Magdeburg l Die schwierigste Aufgabe für ihn als Künstler sei es gewesen, "wie man heutzutage einen Engel darstellen soll", sagt Wolfgang Roßdeutscher. "Das hat mir einige Bauchschmerzen bereitet, weil das schnell in Kitsch abrutschen kann", erklärt er. Von feinem Marmorstaub bedeckt steht er im Garten seiner Sohlener Bildhauerwerkstatt und führt letzte Arbeiten an den beiden weiß-grauen Marmorblöcken aus, die die neue Skulptur für den Neustädter Friedhof bilden.

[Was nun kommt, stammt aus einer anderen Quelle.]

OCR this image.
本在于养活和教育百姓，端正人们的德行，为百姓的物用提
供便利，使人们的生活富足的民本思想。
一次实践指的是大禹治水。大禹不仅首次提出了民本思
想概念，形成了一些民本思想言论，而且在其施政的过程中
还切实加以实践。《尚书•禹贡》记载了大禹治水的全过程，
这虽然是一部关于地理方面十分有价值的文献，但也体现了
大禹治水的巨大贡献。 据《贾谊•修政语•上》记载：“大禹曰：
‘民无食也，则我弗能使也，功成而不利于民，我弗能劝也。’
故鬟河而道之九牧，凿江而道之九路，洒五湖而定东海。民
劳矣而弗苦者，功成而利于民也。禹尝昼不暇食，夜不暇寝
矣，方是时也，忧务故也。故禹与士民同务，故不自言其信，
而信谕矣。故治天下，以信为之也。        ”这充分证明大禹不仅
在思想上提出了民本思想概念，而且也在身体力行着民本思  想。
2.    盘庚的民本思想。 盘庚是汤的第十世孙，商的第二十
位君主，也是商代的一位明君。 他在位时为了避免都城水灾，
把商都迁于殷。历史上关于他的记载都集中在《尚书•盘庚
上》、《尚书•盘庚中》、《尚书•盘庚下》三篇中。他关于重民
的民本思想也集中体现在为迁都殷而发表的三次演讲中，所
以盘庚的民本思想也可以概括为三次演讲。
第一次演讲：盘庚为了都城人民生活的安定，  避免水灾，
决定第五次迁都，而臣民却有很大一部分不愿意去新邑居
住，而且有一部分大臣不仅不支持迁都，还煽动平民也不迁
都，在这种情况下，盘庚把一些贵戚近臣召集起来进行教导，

Dieser letztendlich von der Friedhofsverwaltung und den Gemeinden St. Nicolai und St. Martin ausgewählte Entwurf sowie seine anderen Ideen sind bereits in der Kapelle auf dem Neustädter Friedhof zu sehen gewesen. Gleich nach dem Diebstahl des Bronzeengels vor zwei Jahren stand für die Gemeinden fest: Eine neue Skulptur soll her. Viele Spenden wurden seitdem gesammelt, in diesem Jahr konnten sie nun ihren Zweck erfüllen.

Dass der Engel nicht wieder aus Bronze sein wird, stand außer Frage. Das ist heute kaum bezahlbar, meint der Künstler. Außerdem ein ausschlaggebender Grund für diese Entscheidung: Stein klaut keiner. Zwei einzelne, 30 Zentimeter starke und über zwei Meter hohe Blöcke aus türkischem Marmor bearbeitet der Bildhauer deshalb seit Mai mit Hammer und Meißel, um den Umriss des "Verlorenen Engels" herauszuformen. "Es ist wie das Negativ eines Fotos", sagt er.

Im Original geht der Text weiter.